32. Luca
Chapter 32
Luca
I tossed and turned in bed, praying for sleep to take me under.
It was the only time I could be with Irina and pretend that she hadn’t left me in agony.
Facing the empty space next to me, I gripped the bedsheet, my fingers trembling from the loss of her presence.
I didn’t know how long I stayed like that when my mind conjured up an image of her.
My heart shattered all over again because I knew it wasn’t real. She was a figment of my imagination.
“Is this how it’ll always be?” I asked, gazing at her. “I don’t know how to go on without you, Irina.”
She smiled sadly, her blue eyes sparking with a warmth that I couldn’t feel.
The moment I reached out to touch her, the image scattered away, leaving my hand suspended in the air where she had been .
I cursed myself as I ran a hand down my face and got up from the bed.
I walked downstairs and into the living room to find my best friend sitting on the couch, his eyes glued to the baby monitor in his hands.
He carried it with him everywhere.
“I told you to go home, Roman.” He looked up at me as I sat across from him. “I’m sure Aurora needs you more than I do right now.”
“She was the one who told me to stay.” His obsidian eyes darkened as if he had more to say.
“What?”
He pursed his lips, contemplating his words before he said, “She told me to tell you that Irina loves you and that she would never leave you behind on purpose, even if that was how it seemed.”
My gut twisted, bile rising in my throat. I didn’t deserve Aurora’s concern when I’d been selfish in not visiting her these past few weeks. She was family and I cared for her, but I couldn’t face her. My pain was raw, the torment of living every day without Irina visible to anyone who set their gaze on me.
I couldn’t hide it. I didn’t want to hide it. It was the last feeling she left me with and if this grief no longer existed then I’d have nothing.
We sat in silence for some time, the air thick with a strange tension.
My thoughts were chaotic, scattering in all directions until it became difficult to grasp and I found myself asking aloud, “What if we were wrong? ”
Roman sighed, glancing at me briefly. “We’ve been through this before, Luca.”
“Then why do I still feel her in here?” I pointed to my chest, a sharp pang striking through me.
I refused to accept that she was gone. Accepting it would mean that our story had ended before it even begun, and I’d never be done with Irina Morozov.
“Because you loved her.” He came to sit beside me, setting a hand on my shoulder. “But she’s gone, Luca.”

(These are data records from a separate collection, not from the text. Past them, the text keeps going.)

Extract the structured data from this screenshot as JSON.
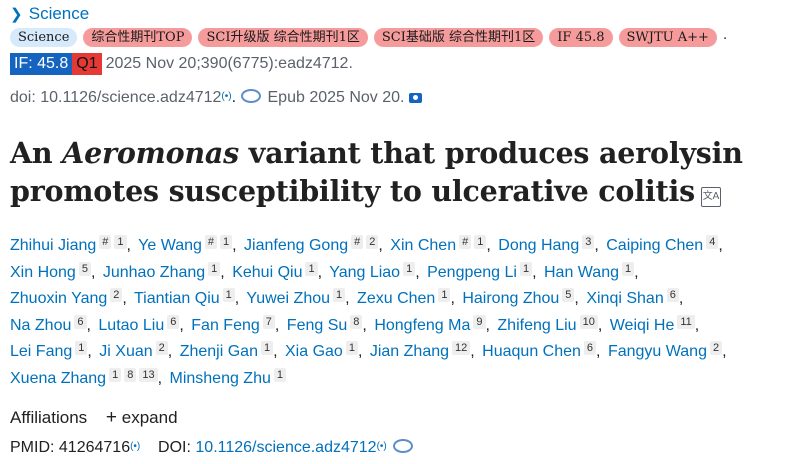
{
  "journal": {
    "name": "Science"
  },
  "tags": [
    {
      "label": "Science",
      "style": "blue"
    },
    {
      "label": "综合性期刊TOP",
      "style": "red"
    },
    {
      "label": "SCI升级版 综合性期刊1区",
      "style": "red"
    },
    {
      "label": "SCI基础版 综合性期刊1区",
      "style": "red"
    },
    {
      "label": "IF 45.8",
      "style": "red"
    },
    {
      "label": "SWJTU A++",
      "style": "red"
    }
  ],
  "citation": {
    "if_badge": "IF: 45.8",
    "q_badge": "Q1",
    "text": "2025 Nov 20;390(6775):eadz4712."
  },
  "doi_line": {
    "doi_text": "doi: 10.1126/science.adz4712",
    "epub": "Epub 2025 Nov 20."
  },
  "article": {
    "title_before": "An ",
    "title_italic": "Aeromonas",
    "title_after": " variant that produces aerolysin promotes susceptibility to ulcerative colitis"
  },
  "authors": [
    {
      "name": "Zhihui Jiang",
      "marks": [
        "#",
        "1"
      ]
    },
    {
      "name": "Ye Wang",
      "marks": [
        "#",
        "1"
      ]
    },
    {
      "name": "Jianfeng Gong",
      "marks": [
        "#",
        "2"
      ]
    },
    {
      "name": "Xin Chen",
      "marks": [
        "#",
        "1"
      ]
    },
    {
      "name": "Dong Hang",
      "marks": [
        "3"
      ]
    },
    {
      "name": "Caiping Chen",
      "marks": [
        "4"
      ]
    },
    {
      "name": "Xin Hong",
      "marks": [
        "5"
      ]
    },
    {
      "name": "Junhao Zhang",
      "marks": [
        "1"
      ]
    },
    {
      "name": "Kehui Qiu",
      "marks": [
        "1"
      ]
    },
    {
      "name": "Yang Liao",
      "marks": [
        "1"
      ]
    },
    {
      "name": "Pengpeng Li",
      "marks": [
        "1"
      ]
    },
    {
      "name": "Han Wang",
      "marks": [
        "1"
      ]
    },
    {
      "name": "Zhuoxin Yang",
      "marks": [
        "2"
      ]
    },
    {
      "name": "Tiantian Qiu",
      "marks": [
        "1"
      ]
    },
    {
      "name": "Yuwei Zhou",
      "marks": [
        "1"
      ]
    },
    {
      "name": "Zexu Chen",
      "marks": [
        "1"
      ]
    },
    {
      "name": "Hairong Zhou",
      "marks": [
        "5"
      ]
    },
    {
      "name": "Xinqi Shan",
      "marks": [
        "6"
      ]
    },
    {
      "name": "Na Zhou",
      "marks": [
        "6"
      ]
    },
    {
      "name": "Lutao Liu",
      "marks": [
        "6"
      ]
    },
    {
      "name": "Fan Feng",
      "marks": [
        "7"
      ]
    },
    {
      "name": "Feng Su",
      "marks": [
        "8"
      ]
    },
    {
      "name": "Hongfeng Ma",
      "marks": [
        "9"
      ]
    },
    {
      "name": "Zhifeng Liu",
      "marks": [
        "10"
      ]
    },
    {
      "name": "Weiqi He",
      "marks": [
        "11"
      ]
    },
    {
      "name": "Lei Fang",
      "marks": [
        "1"
      ]
    },
    {
      "name": "Ji Xuan",
      "marks": [
        "2"
      ]
    },
    {
      "name": "Zhenji Gan",
      "marks": [
        "1"
      ]
    },
    {
      "name": "Xia Gao",
      "marks": [
        "1"
      ]
    },
    {
      "name": "Jian Zhang",
      "marks": [
        "12"
      ]
    },
    {
      "name": "Huaqun Chen",
      "marks": [
        "6"
      ]
    },
    {
      "name": "Fangyu Wang",
      "marks": [
        "2"
      ]
    },
    {
      "name": "Xuena Zhang",
      "marks": [
        "1",
        "8",
        "13"
      ]
    },
    {
      "name": "Minsheng Zhu",
      "marks": [
        "1"
      ]
    }
  ],
  "author_breaks_after": [
    5,
    11,
    17,
    24,
    31
  ],
  "affiliations": {
    "label": "Affiliations",
    "plus": "+",
    "expand": "expand"
  },
  "ids": {
    "pmid_label": "PMID:",
    "pmid": "41264716",
    "doi_label": "DOI:",
    "doi": "10.1126/science.adz4712"
  },
  "icons": {
    "chevron": "chevron-right-icon",
    "altmetric": "altmetric-icon",
    "publisher": "publisher-link-icon",
    "camera": "camera-icon",
    "translate": "translate-icon"
  }
}
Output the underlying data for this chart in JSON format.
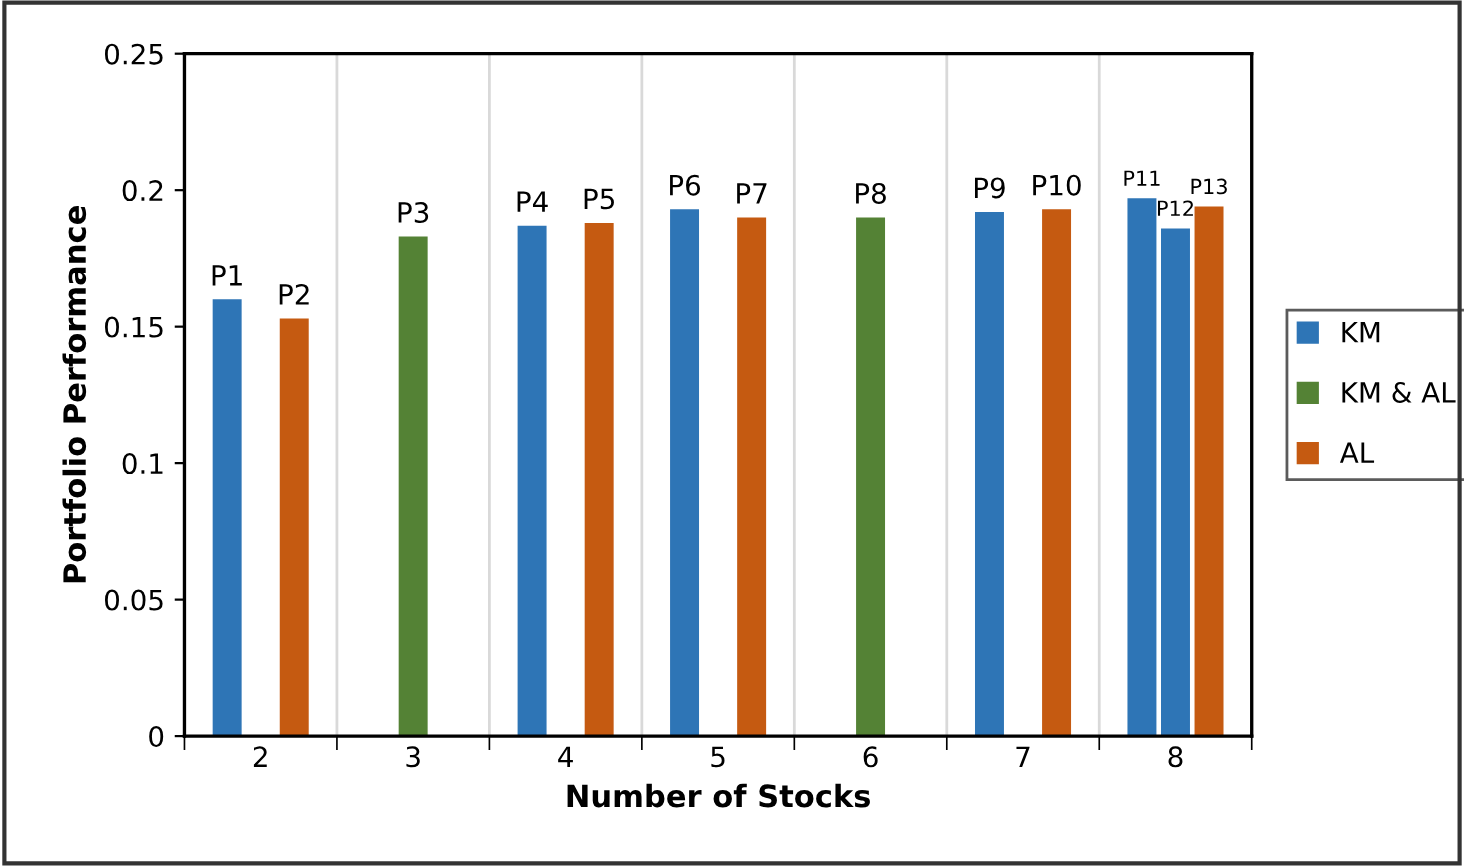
{
  "chart_data": {
    "type": "bar",
    "xlabel": "Number of Stocks",
    "ylabel": "Portfolio Performance",
    "categories": [
      "2",
      "3",
      "4",
      "5",
      "6",
      "7",
      "8"
    ],
    "series": [
      {
        "name": "KM",
        "color": "#2e75b6",
        "values": [
          0.16,
          null,
          0.187,
          0.193,
          null,
          0.192,
          0.197
        ],
        "value_labels": [
          "P1",
          null,
          "P4",
          "P6",
          null,
          "P9",
          "P11"
        ]
      },
      {
        "color": "#2e75b6",
        "values": [
          null,
          null,
          null,
          null,
          null,
          null,
          0.186
        ],
        "value_labels": [
          null,
          null,
          null,
          null,
          null,
          null,
          "P12"
        ]
      },
      {
        "name": "KM & AL",
        "color": "#548235",
        "values": [
          null,
          0.183,
          null,
          null,
          0.19,
          null,
          null
        ],
        "value_labels": [
          null,
          "P3",
          null,
          null,
          "P8",
          null,
          null
        ]
      },
      {
        "name": "AL",
        "color": "#c55a11",
        "values": [
          0.153,
          null,
          0.188,
          0.19,
          null,
          0.193,
          0.194
        ],
        "value_labels": [
          "P2",
          null,
          "P5",
          "P7",
          null,
          "P10",
          "P13"
        ]
      }
    ],
    "ylim": [
      0,
      0.25
    ],
    "yticks": [
      {
        "value": 0,
        "label": "0"
      },
      0.05,
      0.1,
      0.15,
      0.2,
      0.25
    ],
    "grid": "x",
    "legend": "right"
  }
}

Shrugging him off, I stood and turned to face him. “I’m going to Russia.”
The crease between his brows deepened, something he did when he was stressed. “Don’t do this to yourself.”
“She’s not dead.” I had deluded myself the past few weeks when I should’ve gone after her. What if I’d been wrong?
No one had told me what I wanted to hear when I’d woken up in the hospital. Irina’s body wasn’t in the house when I’d been found, which led me to believe that her father took her.
“Irina was shot in front of your eyes,” Roman said, grabbing my head between his hands as if he was trying to snap me out of my thoughts. “You saw her die.”
“She’s not dead,” I repeated, anger spiking through me from his inability to understand what I was telling him. “I’m going to bring my girl home, and no one can stop me.”
Maybe my sanity had finally shattered into pieces, leaving my mind in ruins but I couldn’t repeat another day like this.
Ivan Morozov might’ve shot me and presumed I was dead, but I knew he’d never let Irina see the same fate .
If she was truly gone, the tender place between my rib cage where my heart beat only for her would’ve dissipated.
I wouldn’t let the memory of her dying be my last.